Nun darf auch ich einmal mit einem Zitat enden: "The thing that most affects the stock market is everything."(Zitiert aus Siegel, Stocks for the long run).
value
Wenn du den Chart im Buch von Smithers sehen könntest... Es kann nicht sein, daß ein von dir behaupteter ursächlicher Zusammenhang zwischen Anleihen- und Aktien KGV während 18 Jahren der Nachkriegszeit einfach nicht bestanden hat, sondern ein umgekehrter statistischer Zusammenhang mit höherer Signifikanz nachzuweisen gewesen ist (der da lautet: je höher das Anleihen- KGV, um so höher auch das Aktien-KGV). Über 18 Jahre hinweg kannst du auch nicht mit Sondereinflüssen wie Gewinnerwartungen, Inflationserwartungen u.ä. kommen - der Zeitraum ist zu lang.
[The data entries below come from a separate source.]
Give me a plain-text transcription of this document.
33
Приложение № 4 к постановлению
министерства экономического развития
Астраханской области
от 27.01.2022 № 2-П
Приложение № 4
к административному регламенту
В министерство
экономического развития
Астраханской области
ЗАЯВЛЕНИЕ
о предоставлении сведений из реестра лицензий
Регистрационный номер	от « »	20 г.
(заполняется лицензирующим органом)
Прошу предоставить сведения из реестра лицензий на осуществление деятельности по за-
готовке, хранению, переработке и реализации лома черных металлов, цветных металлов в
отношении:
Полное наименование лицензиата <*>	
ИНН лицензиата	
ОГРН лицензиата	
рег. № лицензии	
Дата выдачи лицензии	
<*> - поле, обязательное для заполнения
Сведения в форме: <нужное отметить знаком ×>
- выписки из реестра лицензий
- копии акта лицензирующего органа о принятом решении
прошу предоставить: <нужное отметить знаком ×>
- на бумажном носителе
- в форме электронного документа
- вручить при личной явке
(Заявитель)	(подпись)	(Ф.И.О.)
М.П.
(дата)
Oder glaubst du, die Anleger hätten 1950 darauf spekuliert, daß 1968 die Inflation sinken wird?
thomask
Deine Frage zeigt ein weiteres Mal, dass es überaus problematisch ist, ein derart komplexes Thema derart verkürzt abzuhandeln.
Du sagst:"Über 18 Jahre hinweg kannst du auch nicht mit Sondereinflüssen wie Gewinnerwartungen, Inflationserwartungen u.ä. kommen - der Zeitraum ist zu lang." Wenn jemand Gewinn- und Inflationserwartungen als Sondereinflüsse bezeichnet, dann beschleicht mich das Gefühl, das derjenige einige grundlegende Zusammenhänge nicht versteht. Es tut mir leid, das sagen zu müssen, aber ich wüsste nicht, wie ich es anders ausdrücken sollte. Weiter: "Oder glaubst du, die Anleger hätten 1950 darauf spekuliert, daß 1968 die Inflation sinken wird?" Wie Du Dir sicherlich denken kannst, glaube ich das nicht, genausowenig wie ich glaube, dass im heutigen DAX die Gewinne des Jahres 2022 eingepreist sind.
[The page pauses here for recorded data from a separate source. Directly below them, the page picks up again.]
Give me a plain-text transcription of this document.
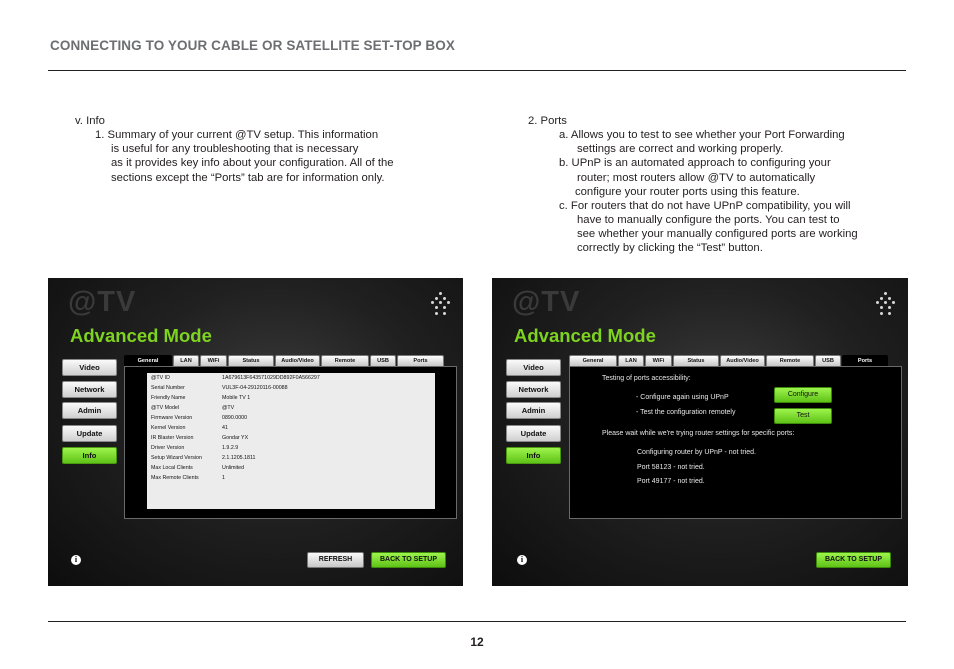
CONNECTING TO YOUR CABLE OR SATELLITE SET-TOP BOX
v. Info
1. Summary of your current @TV setup. This information
is useful for any troubleshooting that is necessary
as it provides key info about your configuration. All of the
sections except the “Ports” tab are for information only.
2. Ports
a. Allows you to test to see whether your Port Forwarding
settings are correct and working properly.
b. UPnP is an automated approach to configuring your
router; most routers allow @TV to automatically
configure your router ports using this feature.
c. For routers that do not have UPnP compatibility, you will
have to manually configure the ports. You can test to
see whether your manually configured ports are working
correctly by clicking the “Test” button.
@TV
Advanced Mode
Video
Network
Admin
Update
Info
General	LAN	WiFi	Status	Audio/Video	Remote	USB	Ports
@TV ID	1A679613F643571029DD892F0A566297
Serial Number	VUL3F-04-29120116-00088
Friendly Name	Mobile TV 1
@TV Model	@TV
Firmware Version	0890.0000
Kernel Version	41
IR Blaster Version	Gondar YX
Driver Version	1.9.2.9
Setup Wizard Version	2.1.1205.1811
Max Local Clients	Unlimited
Max Remote Clients	1
i	REFRESH	BACK TO SETUP
@TV
Advanced Mode
Video
Network
Admin
Update
Info
General	LAN	WiFi	Status	Audio/Video	Remote	USB	Ports
Testing of ports accessibility:
- Configure again using UPnP	Configure
- Test the configuration remotely	Test
Please wait while we're trying router settings for specific ports:
Configuring router by UPnP - not tried.
Port 58123 - not tried.
Port 49177 - not tried.
i	BACK TO SETUP
12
Deswegen zum letzten Mal: Unter sonst gleichen Umstände übt die Erwartung ansteigender Zinsen Druck auf den Aktienmarkt aus. Das umgekehrte ist bei erwarteten Zinssenkungen der Fall. Ich hatte eigentlich gedacht, dass jemandem wie Dir diese Zusammenhänge geläufig sind. Aber man wird ja immer wieder aufs neue ueberrascht.
value
Kennt ihr den Intelligenztest für Regenwürmer?
- Ein Regenwurm hat zwei Ausgänge aus seiner Wohnröhre. An einen Ausgang legt man eine Elektrode, die kleine Stromstösse verteilt.
Wie oft probiert der Regenwurm trotz der Stromstösse diesen Ausgang? - Nun, in dem Experiment waren es 168 Versuche, bis sich der Regenwurm für den anderen Ausgang entschied.
PS Ich habe aber keine Lust, meine Argumentation 168 Mal zu wiederholen.